Results of our study indicated that curcumin treatment in both low and high doses (5 and 50 mg/kg) inhibited lipid peroxidation significantly and decreased MDA and SOA levels in the Hcy treated hippocampi (Ataie et al., 2010). Nonetheless, curcumin also improved Hcy-mediated memory deficits and increased latency times in the first and second passive avoidance tests (Ataie et al., 2010). Also, histopathological analysis showed that Hcy reduced cell density in some parts of hippocampus. Cell density in dentate gyrus of the dorsal hippocampus was decreased in the Hcy group in comparison to the vehicle group.

However, this deficit was significantly improved by treatment with curcumin (Ataie et al., 2010). In the other study, we revealed that curcumin could protect substantia nigra cells in rat brain against Hcy neurotoxicity. The findings of our study revealed that curcumin at a dose of 50 mg/kg was able to significantly reverse behavioral and biochemical changes caused by exposure of homocysteine in rats. In the other study, when transgenic APPsw mice received curcumin in their diet for 6 months, indexes of inflammation and oxidative damages suppressed (Lim et al., 2001). Also a reduction of IL-1β, a proinflammatory cytokine, and a decrease in oxidized proteins were seen. Furthermore, the levels of insoluble, soluble amyloid-β peptide, and plaque burden significantly decreased.
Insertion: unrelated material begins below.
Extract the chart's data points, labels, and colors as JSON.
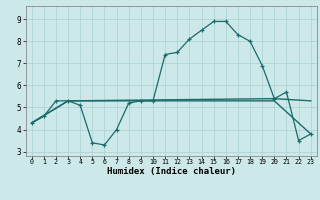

These effects were associated with the suppression of microgliosis and a marked reduction of glial fibrillary proteins GFAP, an astrogliosis marker.

These findings could be explained by curcumin property to inhibit the amyloid-β fibril formation (Kim et al., 2005). The protective effect of curcumin against the amyloid-β peptide was also observed on PC12 cells in culture (Kim et al., 2005). Also, curcumin could bind to the redox-active iron and copper (Baum & Ng, 2004). Thus, it may exert protective effect against oxidative damages initiated by divalent metals or suppress inflammatory damage by preventing metal induction of NF-κB. On the other hand, curcumin is a highly lipophilic compound and cross the blood brain barrier where it can bind to plaques and prevent the amyloid-β peptide aggregation (Baum & Ng, 2004).

4. Discussion

Polyphenol antioxidants have properties to treat neurodegenerative diseases. Many of these natural antioxidants are not only active scavengers of free radicals but also modulators of prosurvival or proapoptotic signaling pathways (Kelsey, Wilkins, & Linseman, 2010).

Also, these compounds may have a greater potential than synthetic drugs with only one mechanism of action. Polyphenols reduce oxidative stress and promote neuronal survival signals in many models (in vitro and in vivo) of neuronal injury and neurodegenerative disease. Although individual neurodegenerative diseases demonstrate in distinct neuronal cell types, oxidative stress and suppression of neuronal survival signals are common in many pathological conditions and mark many targets for treatment. Therefore, the effective treatment for neuro-degenerative diseases is very hard to find. A lot of funding and research have been allocated for treatment of AD and PD, yet even these diseases have only calmative therapies available and none that significantly slow or stop the underlying pathology of the disease. Polyphenol antioxidants may be the best choice for these patients in the short term since they are subject to fewer regulations than traditional pharmaceuticals and therefore, could be made available to patients much more rapidly.

Finally, another evidence for the enormous potential of polyphenols antioxidants as novel therapeutics for neurodegeneration includes the recent initiation of several clinical trials with these compounds. EGCG (green tea) is currently being tested in phase II trials for PD and early stage AD (Charite University, Berlin, Germany). Similarly, resveratrol is being tested in a phase II trial to improve memory performance in the elderly.